1. To be on fire; to give forth light and heat during combustion. 2. To feel, or to appear, as if on fire or excessively heated; as, to burn with anger. 3. To be charred, scorched, scalded, withered, etc. by the action of fire or heat. 4. Chem. To undergo combustion of any kind. — v.t. 1. To consume or destroy with flames or heat. 2. To injure or change destructively by fire or heat; to scald, scorch, singe, etc. 3. To make or produce by means of fire or heat; as to burn a hole. 4. To subject to the action of fire or heat in order to perfect, condition, etc.; as, to burn clay for pottery; specif., to cauterize. 5. To affect in a way that is like or suggests the action of fire or heat; as, to burn the mouth with pepper. 6. Chem. To cause to undergo combustion. — n. 1. A hurt, injury, or effect caused by burning.

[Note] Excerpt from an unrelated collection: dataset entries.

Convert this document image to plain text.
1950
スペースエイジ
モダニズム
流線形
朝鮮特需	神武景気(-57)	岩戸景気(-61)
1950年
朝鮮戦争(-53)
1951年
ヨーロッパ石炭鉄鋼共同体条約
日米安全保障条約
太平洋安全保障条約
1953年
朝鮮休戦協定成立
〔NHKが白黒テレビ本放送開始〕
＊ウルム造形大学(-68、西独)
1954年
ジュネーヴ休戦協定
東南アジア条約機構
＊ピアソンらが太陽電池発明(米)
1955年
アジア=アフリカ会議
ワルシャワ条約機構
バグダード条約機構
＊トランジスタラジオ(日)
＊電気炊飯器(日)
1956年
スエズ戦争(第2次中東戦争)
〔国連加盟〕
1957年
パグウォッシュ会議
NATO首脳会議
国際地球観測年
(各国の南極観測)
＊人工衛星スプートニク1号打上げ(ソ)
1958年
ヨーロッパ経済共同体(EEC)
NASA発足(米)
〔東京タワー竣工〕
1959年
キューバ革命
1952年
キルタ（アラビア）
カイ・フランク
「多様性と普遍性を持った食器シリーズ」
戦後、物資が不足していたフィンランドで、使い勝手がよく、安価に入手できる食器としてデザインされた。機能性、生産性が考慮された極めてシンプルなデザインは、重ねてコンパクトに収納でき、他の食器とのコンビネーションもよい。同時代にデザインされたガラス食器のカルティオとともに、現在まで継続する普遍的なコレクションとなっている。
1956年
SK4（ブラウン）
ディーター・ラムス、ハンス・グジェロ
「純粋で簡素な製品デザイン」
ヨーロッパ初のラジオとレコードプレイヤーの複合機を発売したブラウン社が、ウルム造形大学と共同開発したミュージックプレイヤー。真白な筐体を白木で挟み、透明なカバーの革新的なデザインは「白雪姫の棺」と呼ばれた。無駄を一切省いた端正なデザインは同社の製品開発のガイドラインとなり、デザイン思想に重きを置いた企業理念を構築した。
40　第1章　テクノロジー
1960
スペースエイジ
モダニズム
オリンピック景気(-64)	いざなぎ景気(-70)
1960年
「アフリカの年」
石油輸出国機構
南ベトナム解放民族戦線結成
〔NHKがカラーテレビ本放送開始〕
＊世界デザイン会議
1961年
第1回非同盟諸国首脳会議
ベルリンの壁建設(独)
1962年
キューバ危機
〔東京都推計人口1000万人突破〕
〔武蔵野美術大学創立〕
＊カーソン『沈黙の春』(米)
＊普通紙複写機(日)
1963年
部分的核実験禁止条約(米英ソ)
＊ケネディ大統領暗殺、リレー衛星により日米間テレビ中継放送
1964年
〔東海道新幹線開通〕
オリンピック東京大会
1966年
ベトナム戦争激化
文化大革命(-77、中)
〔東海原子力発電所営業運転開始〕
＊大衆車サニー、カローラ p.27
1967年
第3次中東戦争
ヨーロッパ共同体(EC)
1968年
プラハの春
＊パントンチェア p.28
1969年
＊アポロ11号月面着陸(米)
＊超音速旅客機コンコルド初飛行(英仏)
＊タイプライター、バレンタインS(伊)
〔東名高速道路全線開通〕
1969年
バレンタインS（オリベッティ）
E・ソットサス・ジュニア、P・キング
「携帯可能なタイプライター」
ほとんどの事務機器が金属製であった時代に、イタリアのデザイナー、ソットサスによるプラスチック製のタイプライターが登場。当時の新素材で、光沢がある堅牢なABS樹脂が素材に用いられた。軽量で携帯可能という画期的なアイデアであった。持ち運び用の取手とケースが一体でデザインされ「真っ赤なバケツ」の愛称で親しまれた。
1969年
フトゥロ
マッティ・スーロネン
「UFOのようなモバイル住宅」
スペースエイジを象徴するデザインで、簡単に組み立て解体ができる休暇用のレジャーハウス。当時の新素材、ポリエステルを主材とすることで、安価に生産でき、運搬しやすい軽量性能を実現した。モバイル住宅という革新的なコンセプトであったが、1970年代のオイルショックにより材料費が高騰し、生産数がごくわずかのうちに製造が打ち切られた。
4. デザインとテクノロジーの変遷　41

Reading the marked lines by themselves creates immediacy; one both palpable and hypnotic, the effect is almost alchemic as the words take on intensity with the repeated underscoring of “fire”, “heat”, “scalded”, “scald”, “scorched” and “scorch”. It is as if Plath understood just this effect, that the “ore...Any material containing valuable metallic constituents for the sake of which it is minded and worked” is what, given the poet’s intentions, will “blaze” in “great activity... making” for “Splendor; effulgence; glare;” I took Plath’s underlined definitions for “burn” and made line breaks where her pen markings ended, or where there was a semi-colon; the lines used are those she underscored. I wanted to see how, together, the language she favored might recreate a context for how Plath experienced them. My only liberty was to add periods at the ends of lines three, four, and six.

To be on fire;
to give forth light and heat
be charred, scorched, scalded, withered.
To consume or destroy.
To injure or change destructively by fire or heat
scald, scorch, singe.
To subject to the action of fire or heat
cauterize
hurt, injury, or effect caused burning.

Note: all underlined words and phrases are faithful to Sylvia Plath’s ink underlinings in her 1949 Webster’s New Collegiate Dictionary, (2nd Edition), G. &C. Merriam Co. Publishers, Springfield, MASS., USA. The dictionary is part of the Sylvia Plath Collection in the Mortimer Rare Book Room of the Neilson Library, Smith College.